I posted on Super User about a rather particular issue about Windows 10 behaving very awkwardly to the point where I'd call the issue a bug, since traditional methods of how you would normally fix this problem do nothing in my case.
Since I wrote the original question very badly, contextually and structurally of course everybody assumed I am not very sophisticated with technology or put zero to no effort into researching the problem, hence downvoting the question and upvoting comments with the intent of me bettering my question.
I tried to cater additional information to all comments as fast as possible and did a complete overhaul on the post.
Which I all understand. Questions on Stack Exchange should be compact, not beating around the bush, informative and educational. I love Stack Exchange's policy and therefore the site for this behaviour, because it results in a lot of quality content.
Where this kind of bit me in the ass though was when I was trying to damage-control the question by providing more context about me and my knowledge so that I could explain to the already few users that kept an eye on the thread would understand where I was coming from, explaining that I am actually pretty in-touch with a lot of things being a software developer and all that jazz.
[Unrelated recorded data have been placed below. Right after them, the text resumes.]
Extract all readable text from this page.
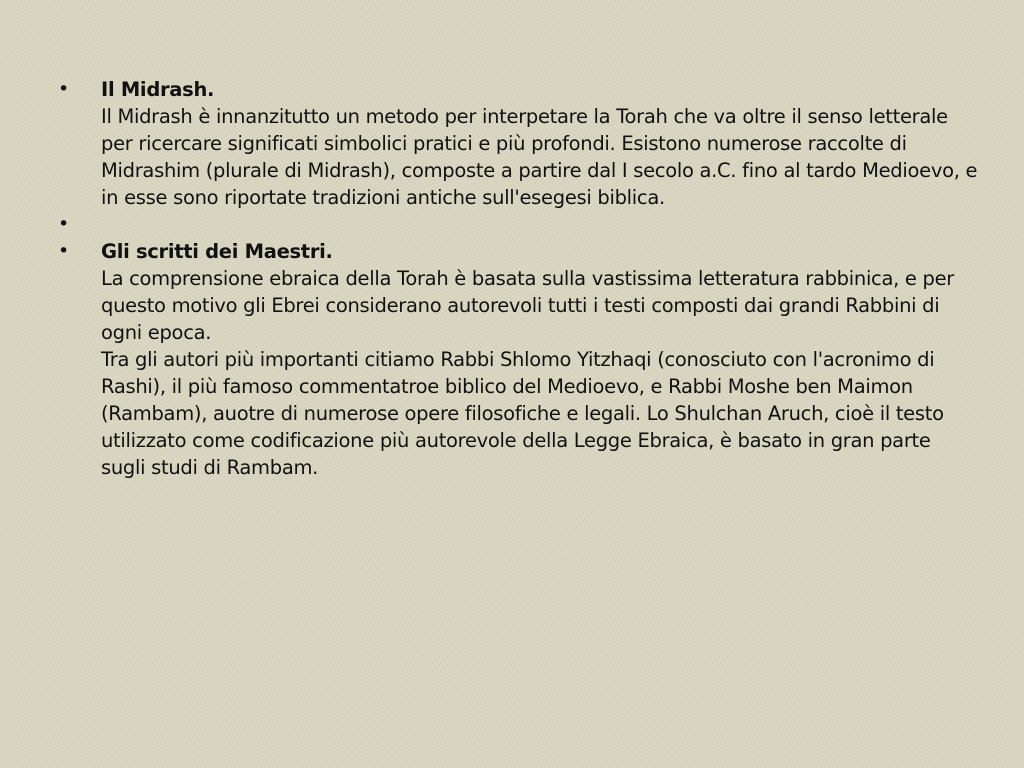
•	Il Midrash.
Il Midrash è innanzitutto un metodo per interpetare la Torah che va oltre il senso letterale per ricercare significati simbolici pratici e più profondi. Esistono numerose raccolte di Midrashim (plurale di Midrash), composte a partire dal I secolo a.C. fino al tardo Medioevo, e in esse sono riportate tradizioni antiche sull'esegesi biblica.
•
•	Gli scritti dei Maestri.
La comprensione ebraica della Torah è basata sulla vastissima letteratura rabbinica, e per questo motivo gli Ebrei considerano autorevoli tutti i testi composti dai grandi Rabbini di ogni epoca.
Tra gli autori più importanti citiamo Rabbi Shlomo Yitzhaqi (conosciuto con l'acronimo di Rashi), il più famoso commentatroe biblico del Medioevo, e Rabbi Moshe ben Maimon (Rambam), auotre di numerose opere filosofiche e legali. Lo Shulchan Aruch, cioè il testo utilizzato come codificazione più autorevole della Legge Ebraica, è basato in gran parte sugli studi di Rambam.
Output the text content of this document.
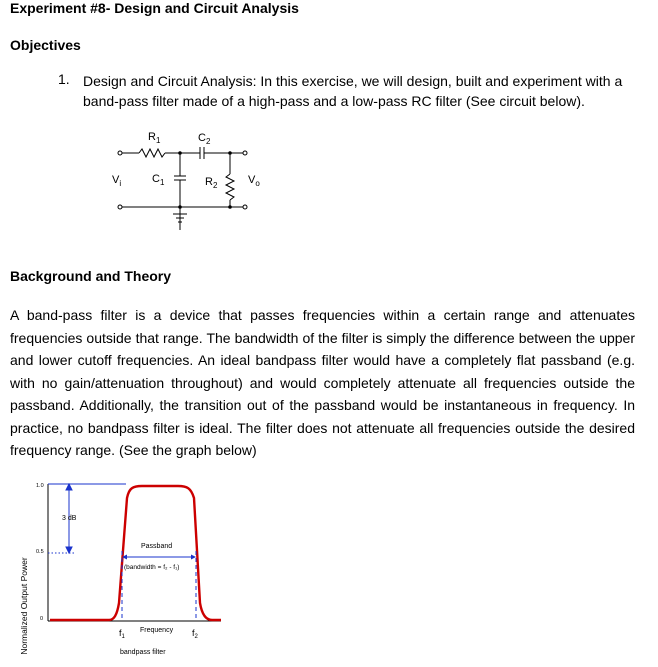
Experiment #8- Design and Circuit Analysis
Objectives
1. Design and Circuit Analysis: In this exercise, we will design, built and experiment with a band-pass filter made of a high-pass and a low-pass RC filter (See circuit below).
$R_1$	$C_2$
$V_i$	$C_1$	$R_2$	$V_o$
Background and Theory
A band-pass filter is a device that passes frequencies within a certain range and attenuates frequencies outside that range. The bandwidth of the filter is simply the difference between the upper and lower cutoff frequencies. An ideal bandpass filter would have a completely flat passband (e.g. with no gain/attenuation throughout) and would completely attenuate all frequencies outside the passband. Additionally, the transition out of the passband would be instantaneous in frequency. In practice, no bandpass filter is ideal. The filter does not attenuate all frequencies outside the desired frequency range. (See the graph below)
Normalized Output Power
1.0
0.5
0
3 dB
Passband
(bandwidth = f₂ - f₁)
$f_1$
Frequency $f_2$
bandpass filter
Since this does not add any value to the question when breaking the post down into the crucial essentials, a moderator removed that section from my post.
Which, I can't really say anything against, since it's very conform with SE's policies, but in return ultimately absolutely graveyarded my question with -4 votes and sub 50 views.
So, this puts me in a dead lock. I seriously do not know how to approach this situation since the post is 100% dead, but also written as best as possible.